Ariel Brunner, Head of EU Policy at BirdLife Europe, said: "We hope that today’s report marks a new dawn and that the Commission will now up its game in terms of environmental ambition. President Juncker has started on the wrong foot, with the environment left out of its political guidelines and downgraded in its structure, and its first actions have been entirely focused on deregulation. European citizens desperately need a healthy environment, thriving nature and the prosperous green economy that can deliver both.

"The report sounds the alarm in particular about the dramatic loss of grassland biodiversity.

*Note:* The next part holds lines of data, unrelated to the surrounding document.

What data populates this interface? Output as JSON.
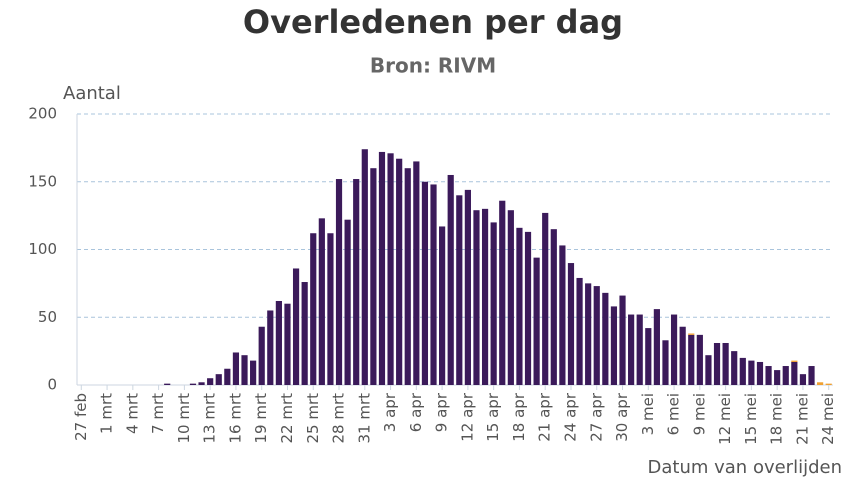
{
  "chart_data": {
    "type": "bar",
    "stacked": true,
    "title": "Overledenen per dag",
    "subtitle": "Bron: RIVM",
    "y_label": "Aantal",
    "x_label": "Datum van overlijden",
    "categories": [
      "27 feb",
      null,
      null,
      "1 mrt",
      null,
      null,
      "4 mrt",
      null,
      null,
      "7 mrt",
      null,
      null,
      "10 mrt",
      null,
      null,
      "13 mrt",
      null,
      null,
      "16 mrt",
      null,
      null,
      "19 mrt",
      null,
      null,
      "22 mrt",
      null,
      null,
      "25 mrt",
      null,
      null,
      "28 mrt",
      null,
      null,
      "31 mrt",
      null,
      null,
      "3 apr",
      null,
      null,
      "6 apr",
      null,
      null,
      "9 apr",
      null,
      null,
      "12 apr",
      null,
      null,
      "15 apr",
      null,
      null,
      "18 apr",
      null,
      null,
      "21 apr",
      null,
      null,
      "24 apr",
      null,
      null,
      "27 apr",
      null,
      null,
      "30 apr",
      null,
      null,
      "3 mei",
      null,
      null,
      "6 mei",
      null,
      null,
      "9 mei",
      null,
      null,
      "12 mei",
      null,
      null,
      "15 mei",
      null,
      null,
      "18 mei",
      null,
      null,
      "21 mei",
      null,
      null,
      "24 mei"
    ],
    "series": [
      {
        "color": "#3b1a5a",
        "values": [
          0,
          0,
          0,
          0,
          0,
          0,
          0,
          0,
          0,
          0,
          1,
          0,
          0,
          1,
          2,
          5,
          8,
          12,
          24,
          22,
          18,
          43,
          55,
          62,
          60,
          86,
          76,
          112,
          123,
          112,
          152,
          122,
          152,
          174,
          160,
          172,
          171,
          167,
          160,
          165,
          150,
          148,
          117,
          155,
          140,
          144,
          129,
          130,
          120,
          136,
          129,
          116,
          113,
          94,
          127,
          115,
          103,
          90,
          79,
          75,
          73,
          68,
          58,
          66,
          52,
          52,
          42,
          56,
          33,
          52,
          43,
          37,
          37,
          22,
          31,
          31,
          25,
          20,
          18,
          17,
          14,
          11,
          14,
          17,
          8,
          14,
          0,
          0
        ]
      },
      {
        "color": "#f0a030",
        "values": [
          0,
          0,
          0,
          0,
          0,
          0,
          0,
          0,
          0,
          0,
          0,
          0,
          0,
          0,
          0,
          0,
          0,
          0,
          0,
          0,
          0,
          0,
          0,
          0,
          0,
          0,
          0,
          0,
          0,
          0,
          0,
          0,
          0,
          0,
          0,
          0,
          0,
          0,
          0,
          0,
          0,
          0,
          0,
          0,
          0,
          0,
          0,
          0,
          0,
          0,
          0,
          0,
          0,
          0,
          0,
          0,
          0,
          0,
          0,
          0,
          0,
          0,
          0,
          0,
          0,
          0,
          0,
          0,
          0,
          0,
          0,
          1,
          0,
          0,
          0,
          0,
          0,
          0,
          0,
          0,
          0,
          0,
          0,
          1,
          0,
          0,
          2,
          1
        ]
      }
    ],
    "ylim": [
      0,
      200
    ],
    "yticks": [
      0,
      50,
      100,
      150,
      200
    ],
    "grid": true,
    "grid_color": "#a9c4dc"
  }
}
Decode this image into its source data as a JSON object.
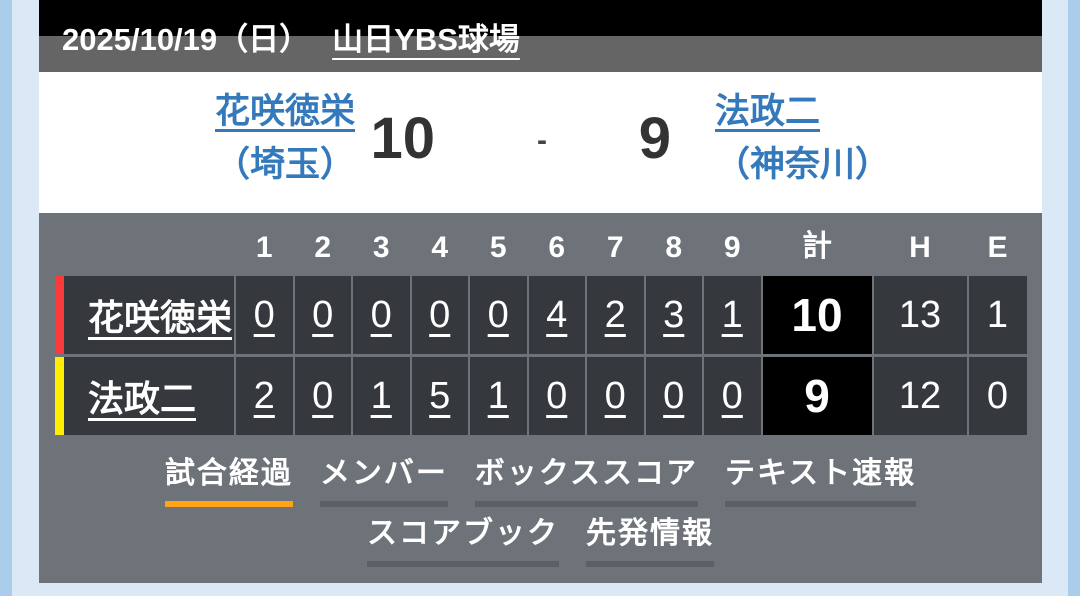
{
  "colors": {
    "link_blue": "#3379bb",
    "score_text": "#333333",
    "accent_home": "#fb3b3b",
    "accent_away": "#ffee00",
    "tab_active": "#ffa318",
    "tab_inactive": "#5b6065",
    "board_bg": "#6e7379",
    "cell_bg": "#35383c",
    "total_bg": "#000000",
    "header_top": "#000000",
    "header_bottom": "#656565",
    "frame_outer": "#a9cdea",
    "frame_inner": "#dbe9f6"
  },
  "header": {
    "date": "2025/10/19（日）",
    "venue": "山日YBS球場"
  },
  "matchup": {
    "home": {
      "name": "花咲徳栄",
      "prefecture": "（埼玉）",
      "score": "10"
    },
    "separator": "-",
    "away": {
      "name": "法政二",
      "prefecture": "（神奈川）",
      "score": "9"
    }
  },
  "scoreboard": {
    "columns": [
      "1",
      "2",
      "3",
      "4",
      "5",
      "6",
      "7",
      "8",
      "9",
      "計",
      "H",
      "E"
    ],
    "rows": [
      {
        "team": "花咲徳栄",
        "innings": [
          "0",
          "0",
          "0",
          "0",
          "0",
          "4",
          "2",
          "3",
          "1"
        ],
        "total": "10",
        "hits": "13",
        "errors": "1"
      },
      {
        "team": "法政二",
        "innings": [
          "2",
          "0",
          "1",
          "5",
          "1",
          "0",
          "0",
          "0",
          "0"
        ],
        "total": "9",
        "hits": "12",
        "errors": "0"
      }
    ]
  },
  "tabs": {
    "row1": [
      {
        "label": "試合経過",
        "state": "active"
      },
      {
        "label": "メンバー",
        "state": ""
      },
      {
        "label": "ボックススコア",
        "state": ""
      },
      {
        "label": "テキスト速報",
        "state": ""
      }
    ],
    "row2": [
      {
        "label": "スコアブック",
        "state": ""
      },
      {
        "label": "先発情報",
        "state": ""
      }
    ]
  }
}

This shows the consistent failure of the CAP (Common Agricultural Policy) to reward the delivery of public goods by farmers, an inexcusable lack of enforcement of the Birds and Habitats Directives in the farming sector, and the nefarious consequences of Europe’s perverse subsidies to energy crops for biofuels and biogas."
 
According to BirdLife Europe the key findings of the report on biodiversity are:

• A high proportion of species and habitats are in unfavourable conservation status, particularly those affected by agriculture. The report talks about dramatic loss of grassland biodiversity;
• The ability of soil to deliver ecosystem services  is under increasing pressure. Observed rates of soil sealing, erosion, contamination and decline in organic matter all reduce soil capability. These findings clearly call for a coherent soil policy at EU level;
• Marine species and habitats are doing particularly poorly;
• Large scale challenges such as climate change and biodiversity loss can have potentially wide ranging, long term, irreversible effects on human health and wellbeing.